SQL Server中如何识别、查找未使用的索引(unused indexes)
在SQL Server中,索引是优化SQL性能的一大法宝。但是由于各种原因,索引会被当做“银弹”滥用,一方面有些开发人员(甚至是部分数据库管理员)有一些陋习,不管三七二十一,总是根据所谓的"感觉"或“经验”先增加一些索引,而不管这些索引是否未被使用或是否合理。另外一方面在数据库的生命周期中,需求总是在变化,业务也在变化,有些当初创建的有效索引可能已经变成了unused index了。变成了数据库性能的累赘; 另外,部分数据库管理员其实很少清理索引(冗余索引,重复索引,未使用索引)。其实不管是出于性能考虑,还是数据库维护管理的需要,数据库中的未使用索引(unused index)都需要定期清理,因为这些未使用索引(unused index)不但不会提高查询性能,还会影响DML操作的性能、浪费存储空间等等。本文主要总结一下,如何找到识别、查找哪些未使用的索引(unused index)
如何找到未使用索引呢? 在ORACLE数据库中提供了监控索引使用情况的功能。虽然在SQL Server中没有提供此类功能,但是提供了DMV视图sys.dm_db_index_usage_stats ,关于这个视图,详细信息可以参考官方文档,下面仅仅介绍需要用到的几个字段
user_scans 用户查询执行的扫描次数。
user_seeks 用户查询执行的搜索次数。
user_lookups 用户查询执行的书签查找次数。
user_updates 通过用户查询执行的更新次数。这表示插入、 删除,更新的次数,而不是受影响的实际行数。

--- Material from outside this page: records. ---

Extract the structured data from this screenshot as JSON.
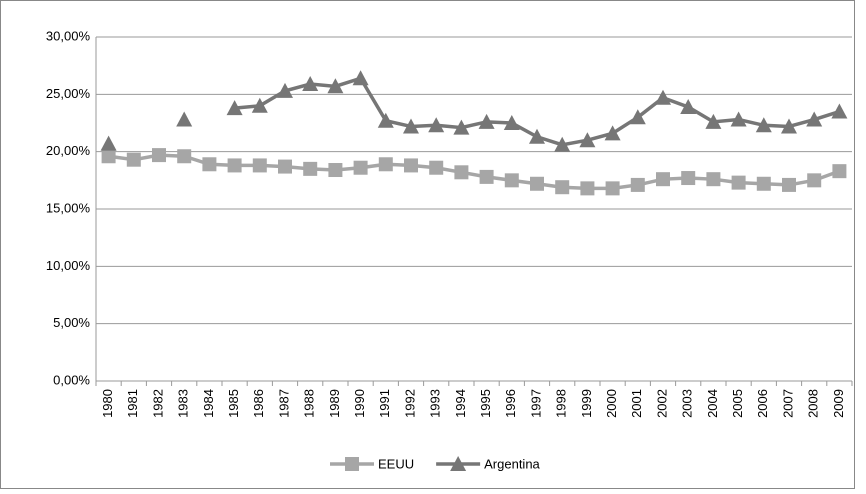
{
  "chart_data": {
    "type": "line",
    "categories": [
      "1980",
      "1981",
      "1982",
      "1983",
      "1984",
      "1985",
      "1986",
      "1987",
      "1988",
      "1989",
      "1990",
      "1991",
      "1992",
      "1993",
      "1994",
      "1995",
      "1996",
      "1997",
      "1998",
      "1999",
      "2000",
      "2001",
      "2002",
      "2003",
      "2004",
      "2005",
      "2006",
      "2007",
      "2008",
      "2009"
    ],
    "series": [
      {
        "name": "EEUU",
        "color": "#a6a6a6",
        "marker": "square",
        "values": [
          19.6,
          19.3,
          19.7,
          19.6,
          18.9,
          18.8,
          18.8,
          18.7,
          18.5,
          18.4,
          18.6,
          18.9,
          18.8,
          18.6,
          18.2,
          17.8,
          17.5,
          17.2,
          16.9,
          16.8,
          16.8,
          17.1,
          17.6,
          17.7,
          17.6,
          17.3,
          17.2,
          17.1,
          17.5,
          18.3
        ]
      },
      {
        "name": "Argentina",
        "color": "#767676",
        "marker": "triangle",
        "values": [
          20.7,
          null,
          null,
          22.8,
          null,
          23.8,
          24.0,
          25.3,
          25.9,
          25.7,
          26.4,
          22.7,
          22.2,
          22.3,
          22.1,
          22.6,
          22.5,
          21.3,
          20.6,
          21.0,
          21.6,
          23.0,
          24.7,
          23.9,
          22.6,
          22.8,
          22.3,
          22.2,
          22.8,
          23.5
        ]
      }
    ],
    "ylim": [
      0,
      30
    ],
    "yticks": [
      {
        "value": 0,
        "label": "0,00%"
      },
      {
        "value": 5,
        "label": "5,00%"
      },
      {
        "value": 10,
        "label": "10,00%"
      },
      {
        "value": 15,
        "label": "15,00%"
      },
      {
        "value": 20,
        "label": "20,00%"
      },
      {
        "value": 25,
        "label": "25,00%"
      },
      {
        "value": 30,
        "label": "30,00%"
      }
    ],
    "grid": true,
    "legend": "bottom"
  }
}
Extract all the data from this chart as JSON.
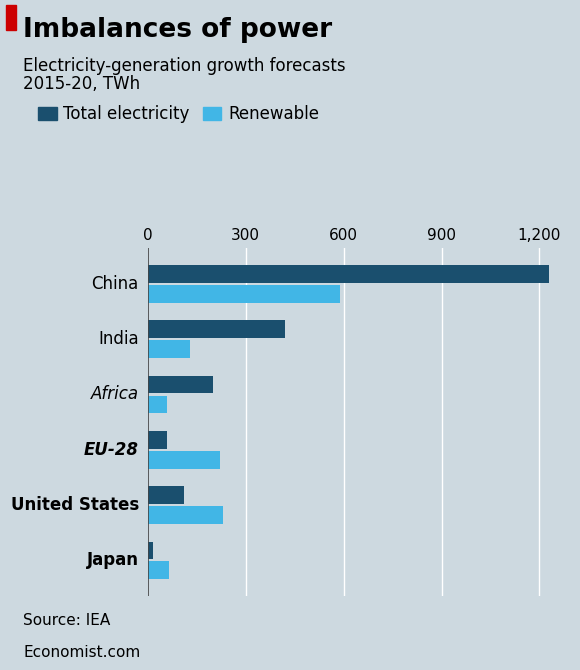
{
  "title": "Imbalances of power",
  "subtitle1": "Electricity-generation growth forecasts",
  "subtitle2": "2015-20, TWh",
  "source": "Source: IEA",
  "footer": "Economist.com",
  "categories": [
    "China",
    "India",
    "Africa",
    "EU-28",
    "United States",
    "Japan"
  ],
  "category_styles": [
    "normal",
    "normal",
    "italic",
    "bold_italic",
    "bold",
    "bold"
  ],
  "total_values": [
    1230,
    420,
    200,
    60,
    110,
    15
  ],
  "renewable_values": [
    590,
    130,
    60,
    220,
    230,
    65
  ],
  "total_color": "#1a4f6e",
  "renewable_color": "#41b6e6",
  "background_color": "#cdd9e0",
  "legend_labels": [
    "Total electricity",
    "Renewable"
  ],
  "xlim": [
    0,
    1280
  ],
  "xticks": [
    0,
    300,
    600,
    900,
    1200
  ],
  "xticklabels": [
    "0",
    "300",
    "600",
    "900",
    "1,200"
  ],
  "bar_height": 0.32,
  "bar_gap": 0.04,
  "title_fontsize": 19,
  "subtitle_fontsize": 12,
  "label_fontsize": 12,
  "tick_fontsize": 11,
  "legend_fontsize": 12,
  "source_fontsize": 11,
  "footer_fontsize": 11
}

例如,如果你删除在一个语句中的 1000行,此计数递增 1
Number of updates by user queries. This includes Insert, Delete, and Updates representing
number of operations done not the actual rows affected. For example, if you delete 1000
rows in one statement, this count increments by 1
我们可以使用下面SQL语句查找当前数据库中的未使用索引(unused index):
SELECT 'SQL Server Instance Start with ' + CONVERT(VARCHAR(16),create_date,120) FROM sys.databases
WHERE database_id =2;
SELECT DB_NAME(diu.database_id) AS DatabaseName ,
s.name +'.' +QUOTENAME(o.name) AS TableName ,
i.index_id AS IndexID ,
i.name AS IndexName ,
CASE WHEN i.is_unique =1 THEN 'UNIQUE INDEX'
ELSE 'NOT UNIQUE INDEX' END AS IS_UNIQUE,
CASE WHEN i.is_disabled=1 THEN 'DISABLE'
ELSE 'ENABLE' END AS IndexStatus,
o.create_date AS IndexCreated,
STATS_DATE(o.object_id,i.index_id) AS StatisticsUpdateDate,
diu.user_seeks AS UserSeek ,
diu.user_scans AS UserScans ,
diu.user_lookups AS UserLookups ,
diu.user_updates AS UserUpdates ,
p.TableRows ,
'DROP INDEX ' + QUOTENAME(i.name)
+ ' ON ' + QUOTENAME(s.name) + '.'
+ QUOTENAME(OBJECT_NAME(diu.object_id)) +';' AS 'Drop Index Statement'
FROM sys.dm_db_index_usage_stats diu
INNER JOIN sys.indexes i ON i.index_id = diu.index_id
AND diu.object_id = i.object_id
INNER JOIN sys.objects o ON diu.object_id = o.object_id
INNER JOIN sys.schemas s ON o.schema_id = s.schema_id
INNER JOIN ( SELECT SUM(p.rows) TableRows ,
p.index_id ,
p.object_id
FROM sys.partitions p
GROUP BY p.index_id ,
p.object_id
) p ON p.index_id = diu.index_id
AND diu.object_id = p.object_id
WHERE OBJECTPROPERTY(diu.object_id, 'IsUserTable') = 1
AND diu.database_id = DB_ID()
AND i.is_primary_key = 0 --排除主键索引
AND i.is_unique_constraint = 0 --排除唯一索引
AND diu.user_updates <> 0 --排除没有数据变化的索引
AND diu.user_lookups = 0
AND diu.user_seeks = 0
AND diu.user_scans = 0
AND i.name IS NOT NULL --排除那些没有任何索引的堆表
ORDER BY ( diu.user_seeks + diu.user_scans + diu.user_lookups ) ASC,diu.user_updates DESC;
GO
需要注意的几点:
1:sys.dm_db_index_usage_stats返回索引的被使用的信息,但是这个DMV视图中的数据是自数据库服务启动以来累计收集的数据(只要重启SQL Server服务,该视图的计数器就初始化为空。 而且,当分离或关闭数据库时(例如,由于 AUTO_CLOSE 设置为 ON),便会删除与该数据库关联的所有记录。),所以,如果数据库只运行了几天,那么这个视图的数据有可能不是特别准确(例如,有些OLAP的批处理或作业,一个月才运行一次)。所以在判断分析前,一定要查看数据库服务已经运行多长时间了。一般合适的时间是一个月以上,最好是两个月以上。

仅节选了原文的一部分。